Polisten pusula olmaz
Hakkâri Emniyet Müdürlüğü gerçekten çok çalışıyor. Proje üzerine proje gerçekleştiriyor. “Pusulam Polis” gibi. Müdürlük web sitesine göre, çalışmayı Olay Yeri İnceleme Şube Müdürlüğü gerçekleştirmiş. Amaç, “Kaybolduğunda kendisini ifade edemeyecek engelli/malul vatandaşlarımızın parmak izlerinin alınarak mağduriyetlerinin önüne geçilmesi ve vatandaşlarımızın en kısa zamanda ailelerine teslimi.” Sitede verilmeyen bilgiler ise fotoğraflarda. Ekipler evlere girmişler. Her seferinde en az dört polis. Polislerin hiçbiri maske takmamış. Ama parmak izi alacakları için eldivenliler. Anlaşılan, Hakkâri’de salgın bitmiş. Polislerin evlere kovid götürmeleri, evden eve kovid taşımaları gibi bir olasılık yok. Belli ki, halk sağlığı polislerin umurunda değil.
Parmak izi alınmasının tam olarak ne işlev taşıdığı, hangi mağduriyetten söz edildiği belirtilmemiş. Projenin adının nereden çıktığı da. Projenin kapsamını öğrenmek için Emniyet Müdürlüğü Twitter duyurularına bakmakta yarar var. Cuma günü yapılan bir duyuruda, “Pusulam Polis’’ projesinin Özel Eğitim Merkezindeki engelli bireylerin vasilerine anlatıldığı ve engelli bireylerin parmak izlerinin alındığı belirtiliyor. Amaç, engelli bireylerin kaybolmaları durumunda kısa sürede ailelerine ulaştırılmaları imiş.
Bu Twitter duyurusunda kısa bir video da var ve polislerin maske takmadıkları görülüyor. Belli ki, halk sağlığı polislerin umurunda değil. Parmak izi alınan kişilerin yüzlerinin gizlenmesi gerektiği de. Tam tersine, videonun son anlarında, polislerin bir çocuğa sarılması ve yüzünü okşaması gösteriliyor. Videoda, türbanlı bir kadın polisin parmak izi alınan bir bireyin atkuyruğuyla oynadığı da görülüyor. Birinin saçıyla oynamak için izin almak gerektiğini polisler bilmiyor değiller. Ama senaryo, polisin “şefkat dolu” olduğunun işlenmesini gerektiriyor.
Ama şefkat vurguları boş. Videoda türbanlı polisin belindeki silah apaçık görülüyor. Daha açık bir dille özetleyelim: Özel Eğitim Merkezine giden polislerin ne halk sağlığı, ne çocuk hakları umurlarında. Silahtan arındırılmış bir kuruma bellerinde silahlarla giren polisler güvenli bir ortamı tehlikeli kılıyor; içeridekileri mağdur ediyorlar...

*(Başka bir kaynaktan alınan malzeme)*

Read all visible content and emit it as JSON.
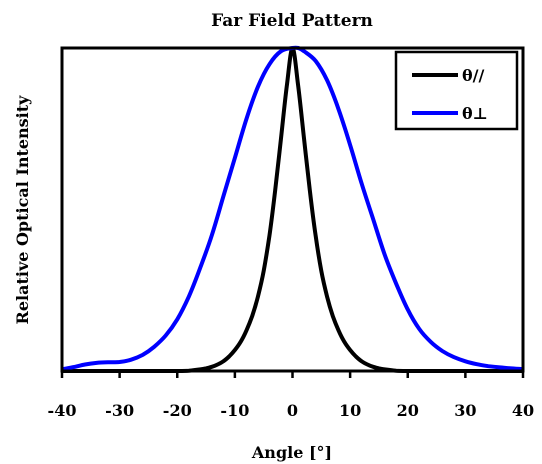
{
  "chart_data": {
    "type": "line",
    "title": "Far Field Pattern",
    "xlabel": "Angle [°]",
    "ylabel": "Relative Optical Intensity",
    "xlim": [
      -40,
      40
    ],
    "ylim": [
      0,
      1
    ],
    "xticks": [
      -40,
      -30,
      -20,
      -10,
      0,
      10,
      20,
      30,
      40
    ],
    "xtick_labels": [
      "-40",
      "-30",
      "-20",
      "-10",
      "0",
      "10",
      "20",
      "30",
      "40"
    ],
    "show_yticks": false,
    "grid": false,
    "legend_position": "top-right",
    "series": [
      {
        "name": "θ//",
        "color": "#000000",
        "x": [
          -40,
          -30,
          -25,
          -20,
          -18,
          -16,
          -15,
          -14,
          -13,
          -12,
          -11,
          -10,
          -9,
          -8,
          -7,
          -6,
          -5,
          -4,
          -3,
          -2,
          -1,
          0,
          1,
          2,
          3,
          4,
          5,
          6,
          7,
          8,
          9,
          10,
          11,
          12,
          13,
          14,
          15,
          16,
          18,
          20,
          25,
          30,
          40
        ],
        "y": [
          0,
          0,
          0,
          0,
          0.001,
          0.005,
          0.008,
          0.013,
          0.02,
          0.03,
          0.045,
          0.065,
          0.09,
          0.125,
          0.17,
          0.23,
          0.31,
          0.42,
          0.56,
          0.72,
          0.88,
          1.0,
          0.88,
          0.72,
          0.56,
          0.42,
          0.31,
          0.23,
          0.17,
          0.125,
          0.09,
          0.065,
          0.045,
          0.03,
          0.02,
          0.013,
          0.008,
          0.005,
          0.001,
          0,
          0,
          0,
          0
        ]
      },
      {
        "name": "θ⊥",
        "color": "#0000ff",
        "x": [
          -40,
          -38,
          -36,
          -34,
          -32,
          -30,
          -28,
          -26,
          -24,
          -22,
          -20,
          -18,
          -16,
          -14,
          -12,
          -10,
          -8,
          -6,
          -4,
          -2,
          0,
          1,
          2,
          4,
          6,
          8,
          10,
          12,
          14,
          16,
          18,
          20,
          22,
          24,
          26,
          28,
          30,
          32,
          34,
          36,
          38,
          40
        ],
        "y": [
          0.005,
          0.012,
          0.02,
          0.025,
          0.027,
          0.028,
          0.035,
          0.05,
          0.075,
          0.11,
          0.16,
          0.23,
          0.32,
          0.42,
          0.54,
          0.66,
          0.78,
          0.88,
          0.95,
          0.99,
          1.0,
          1.0,
          0.99,
          0.96,
          0.9,
          0.81,
          0.7,
          0.58,
          0.47,
          0.36,
          0.27,
          0.19,
          0.13,
          0.09,
          0.062,
          0.043,
          0.03,
          0.021,
          0.015,
          0.011,
          0.008,
          0.006
        ]
      }
    ]
  }
}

Peki asıl amaç ne? Anlamak için Emniyet Müdürlüğü Twitter adresindeki diğer duyuruları inceleyelim. Polisler her olanakta çocuklarla temas etmekte. Amaç, çocuklarla bir araya gelmek: “Yaya ve okul geçitlerinde yayalara öncelik konusunda doğru sürücülük davranışı kazandırmak amacıyla yaya geçidinde yapılan etkinlikte öğrencilerimizle bir araya geldik. Yayalara Öncelik Duruşu, Hayata Saygı Duruşu.”
Başka? “Trafik Dedektifleri Projesi” gibi bir adla şirin gösterilmek istenen eğitimlerde, karşıdan karşıya geçiş, trafik işaret levhaları, çocuk koltuğuna oturup emniyet kemeri kullanma, yaya güvenliği gibi konular işlenmiş. Yine maske yok. Yine çocukların yüzleri kapatılmamış. Yine polislerin hepsi silahlı!
Çocuklarla temasın merkezinde “toplum destekli polislik” var. Yüksekova’da “Pusulam Polis” işlerine Toplum Destekli Polislik Büro Amirliği bakıyor. Ama işi hangi birim üstlenirse üstlensin, hedef aynı! Polis çocuklara şirin, sevecen ve iyiliksever gösterilmeli. Amaç, polisin sevdirilmesi.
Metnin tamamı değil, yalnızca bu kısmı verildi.